The current stalemate at the BBC over its plans to significantly curtail its black radio shows after a sustained campaign in the black press, has raised fears that any diversity gains are being rolled back.

These unsettling developments remind me of a still relevant quote by media and culture academic Dr Anamik Saha from 2017, on the idea of media industry equality being advanced by sector diversity initiatives.

“The inclusion of ethnic minorities within the industry’s dominant whiteness does not necessarily produce a more racially harmonious industrial condition. Black and minority ethnic creatives are often denied autonomy, editorial control, and must exist within an unaltered institutional climate where they remain subjected to various and habitual forms of racism. This suggests that more off-screen diversity does not necessarily produce ‘better representation’ on screen or neatly unsettle industry norms.”

My conclusion is unequivocal. Our work is never done. Thirty years after qualifying as a journalist, and 23 years after meeting MDI’s founder Milica Pesic, I continue to pursue my mission for unheard stories to be told, now as part of Words of Colour, a purpose-driven immersive change agency I co-founded in 2006.

Using the principles of inclusive journalism, storytelling and racial justice, we aim to build sustainable models and ecosystems in different spaces, from universities and theatres to research bodies and publishers, and to develop writers, creatives and entrepreneurs of colour to be change agents.

My MDI journey may have ended in the autumn of 2022, when I stepped down as a trustee to make way for new voices to shape its promising future. But my learning continues.

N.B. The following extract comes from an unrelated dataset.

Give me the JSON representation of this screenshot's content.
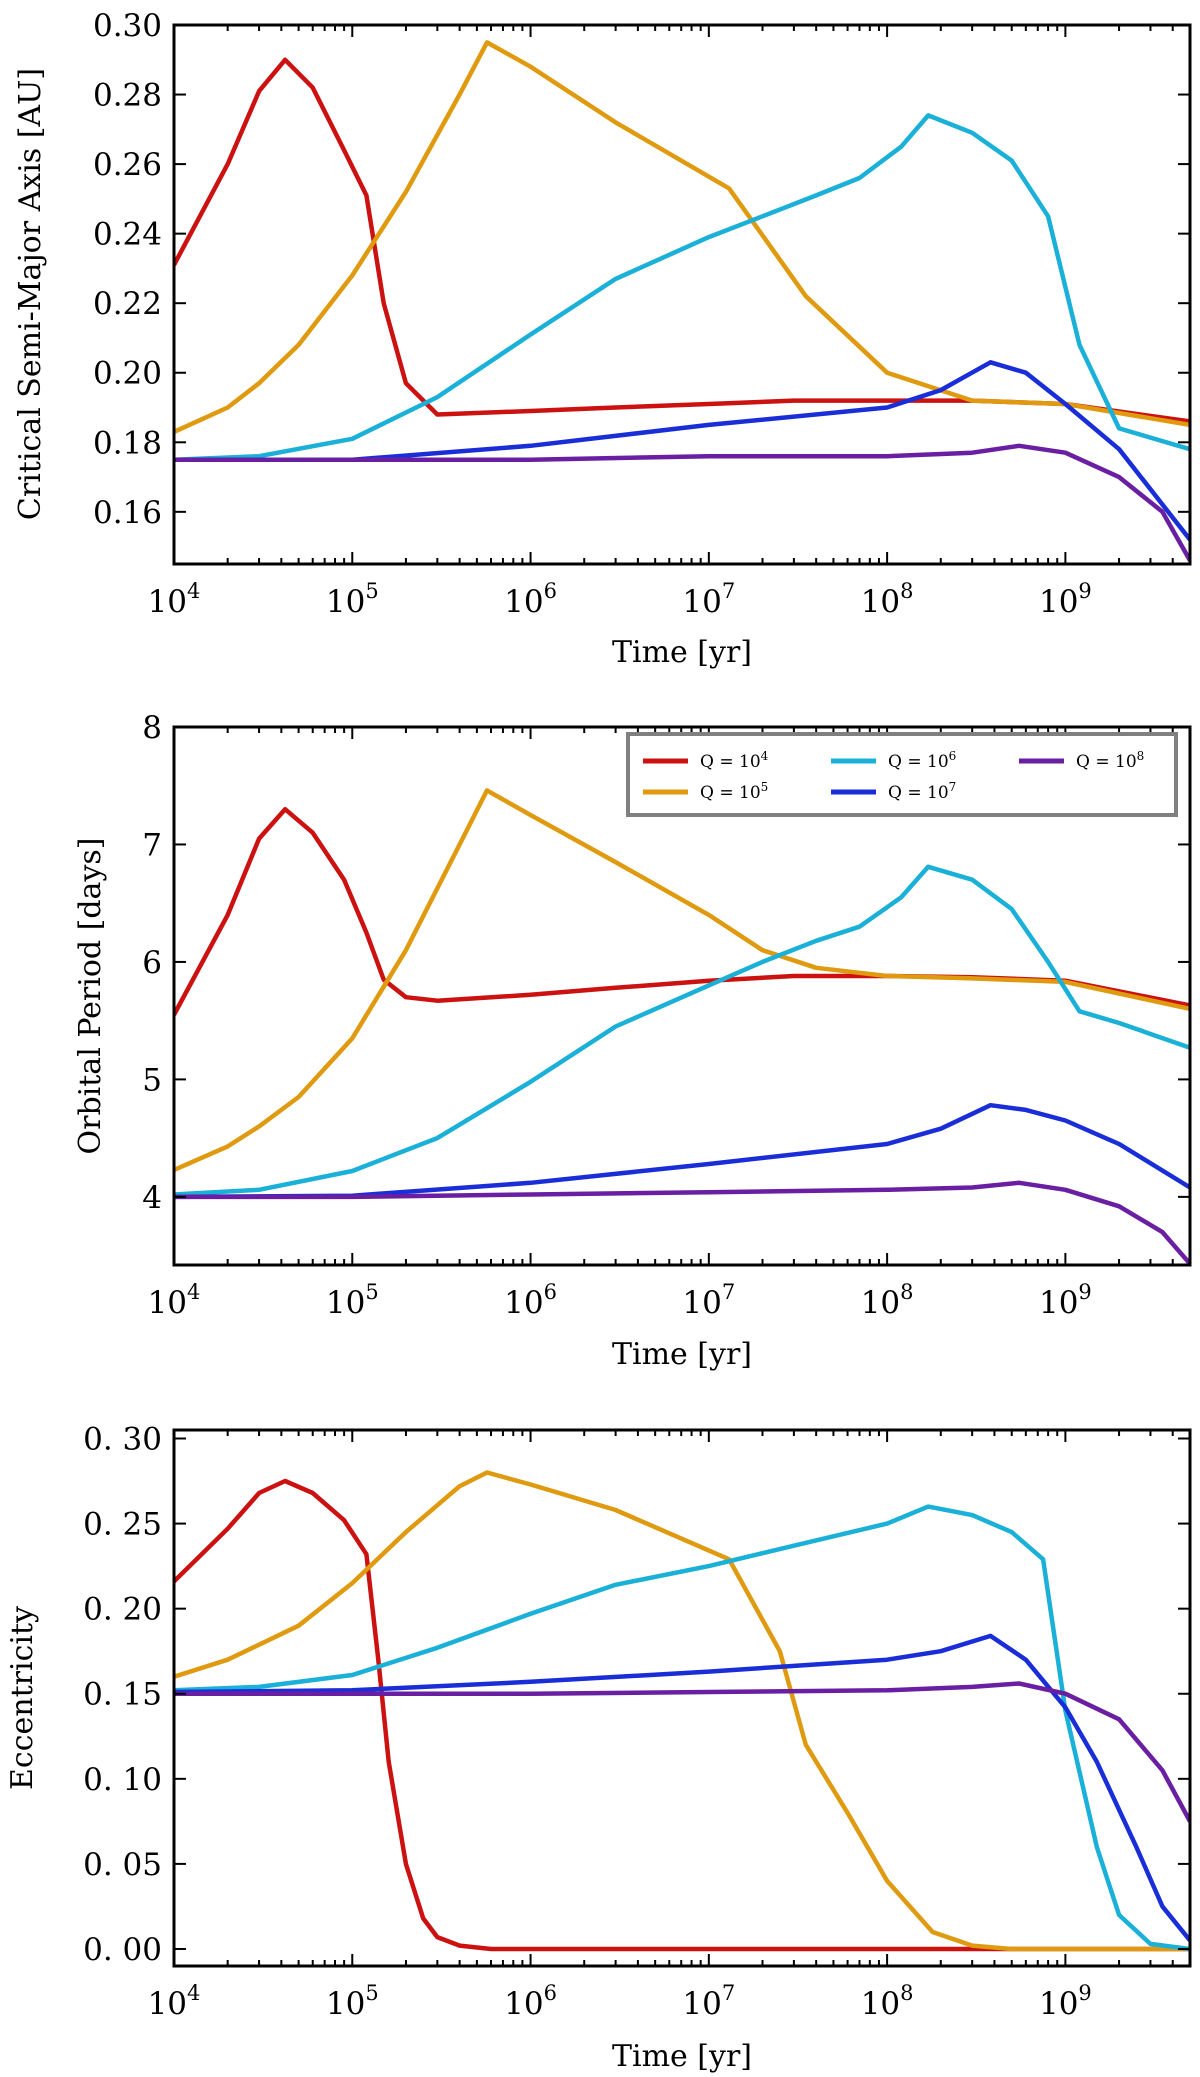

*Joy Francis is a co-founder and executive director of Words of Colour, co-founder of Digital Women UK and the award-winning Synergi Collaborative Centre. The former print and broadcast journalist is a curator, producer, cultural strategist and longstanding activist for racial equality and cultural inclusion in literature, publishing and the media. She collaborated with the Media Diversity Institute to launch its Diversity and the Media MA at the University of Westminster in 2012. In 2016 she was appointed as the media liaison lead for the Hillsborough Inquests and in 2017 for the Camber Sands Inquests by award-winning civil rights law firm Birnberg Peirce. Joy was elected to the Royal Society of Literature as an Honorary Fellow in 2022.